The results of this mock election research confirms two important items. First, Donald Trump’s victories within the halls of Modern Orthodox day schools helps substantiate the supposition that these students’ voting-age parents also supported the Republican candidate. The reasons for Trump’s success in this realm are varied. No doubt, his strong rhetorical support for Israel, like all candidates before him, played a role. In addition, one school principal figured that Trump’s “‘potty talk’ speaks very well to ten-year-old boys.” Other educators also offered that “economics” steered the mock election vote. By this, principals and teachers did not have in mind Trump’s policies on the country’s economy. Rather, they meant to single out a certain space for their Modern Orthodox families—or at least the perception of them—with American demographics: wealthy white men and, to a somewhat lesser extent, white women, voted in considerable numbers for Donald Trump.
That this contributed to the Modern Orthodox political calculations of these girls and boys is somewhat surprising. Israel still remained a strong issue, but it was not the “single” issue in 2016. Perhaps this should have been anticipated, especially in light of the standoffishness demonstrated by so many day schools. In other words, it is altogether possible that Modern Orthodox Jews—children and adults—supported Trump based in large measure on decisions uninformed by Jewish education or Jewish interests. Unquestionably, there are well-reasoned arguments grounded in Jewish texts and tradition that cohere with Donald Trump’s mission. Whether these are acceptable or untenable is not my point.

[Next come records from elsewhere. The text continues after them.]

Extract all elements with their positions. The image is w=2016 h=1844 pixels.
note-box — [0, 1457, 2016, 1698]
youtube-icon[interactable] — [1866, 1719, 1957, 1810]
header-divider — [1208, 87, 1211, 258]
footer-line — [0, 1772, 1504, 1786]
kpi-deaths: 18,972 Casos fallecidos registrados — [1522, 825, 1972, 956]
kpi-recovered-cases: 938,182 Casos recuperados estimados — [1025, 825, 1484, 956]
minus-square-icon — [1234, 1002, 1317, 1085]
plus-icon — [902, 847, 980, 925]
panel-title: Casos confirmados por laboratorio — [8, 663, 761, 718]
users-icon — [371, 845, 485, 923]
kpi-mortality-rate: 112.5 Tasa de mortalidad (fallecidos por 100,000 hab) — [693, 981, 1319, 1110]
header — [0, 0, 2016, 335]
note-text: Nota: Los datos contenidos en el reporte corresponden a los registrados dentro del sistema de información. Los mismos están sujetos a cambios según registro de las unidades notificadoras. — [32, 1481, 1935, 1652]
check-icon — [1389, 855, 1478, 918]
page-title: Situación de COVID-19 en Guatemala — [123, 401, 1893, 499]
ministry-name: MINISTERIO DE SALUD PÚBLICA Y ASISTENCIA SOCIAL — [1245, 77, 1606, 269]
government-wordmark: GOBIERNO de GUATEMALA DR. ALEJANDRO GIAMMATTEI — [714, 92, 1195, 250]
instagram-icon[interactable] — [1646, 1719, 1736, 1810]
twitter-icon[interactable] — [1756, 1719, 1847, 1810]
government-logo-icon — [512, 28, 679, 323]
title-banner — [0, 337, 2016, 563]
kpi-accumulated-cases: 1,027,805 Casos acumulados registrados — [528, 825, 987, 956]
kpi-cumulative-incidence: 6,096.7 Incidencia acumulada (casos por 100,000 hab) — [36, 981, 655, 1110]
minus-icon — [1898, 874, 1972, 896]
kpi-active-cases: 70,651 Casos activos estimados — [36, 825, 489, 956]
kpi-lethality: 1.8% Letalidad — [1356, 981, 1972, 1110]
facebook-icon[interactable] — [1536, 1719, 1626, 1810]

Instead, I am concerned that Orthodox Jews play politics based on their whiteness rather than their Jewishness. Decades ago, the leading Jewish commentator and essayist, Milton Himmelfarb, quipped that “Jews earn like Episcopalians and vote like Puerto Ricans.” The clever line alluded to the point that Jews remained liberal voters despite their increased wealth. But wealth and money eventually make a difference, especially when it weighs so heavily on a community’s culture. Currently, Modern Orthodox women and men need to earn a lot to afford the basics of a Modern Orthodox lifestyle; items like day school tuition, kosher food, and synagogue membership, to name a few. The vast majority who cannot pay the retail rate must scramble for scholarships and subsidies, or find an emerging community that can better discount these high costs of living. All of this is infused into the community’s psyche and impacts how its members make decisions.
Student newspapers revealed similar concerns. Editorials and student surveys relayed distress over the United States’ relationship with Israel, antisemitism, and political corruption. “He supports Israel more,” said one freshman about Trump, “and for me Israel is my top priority.” Young people also amplified their parents’ concern for the economy in strident terms and ones untethered to their religious tenets or teachings. The current condition of the country’s economy led one student to affirm: “I just hate Hillary. Donald Trump tells it like it is.” In far calmer language, a student at a different high school explained that “from what I hear, they think Donald Trump would be the best candidate. Especially because my dad is a small business owner and economically it makes more sense for them.” For the Modern Orthodox, therefore, it may well be that they now vote like Episcopalians, as well.
The move toward voting along economic lines arrives at a pivotal moment. Years ago, Modern Orthodox champions prided their communities for their ability to grapple with tensions and place disparate notions into conversation. Now, it appears, many Modern Orthodox educators are backpedaling, nervous about uneasiness and confrontation. Accordingly, those who most often wonder about “whither Modern Orthodoxy” miss the point. Our dilemma is not how to identify the right people to educate and lead the discussions. Ours is a challenge to convene the conversation at all. Not too long ago, this was the stuff that made Modern Orthodox Judaism so compelling in the first place.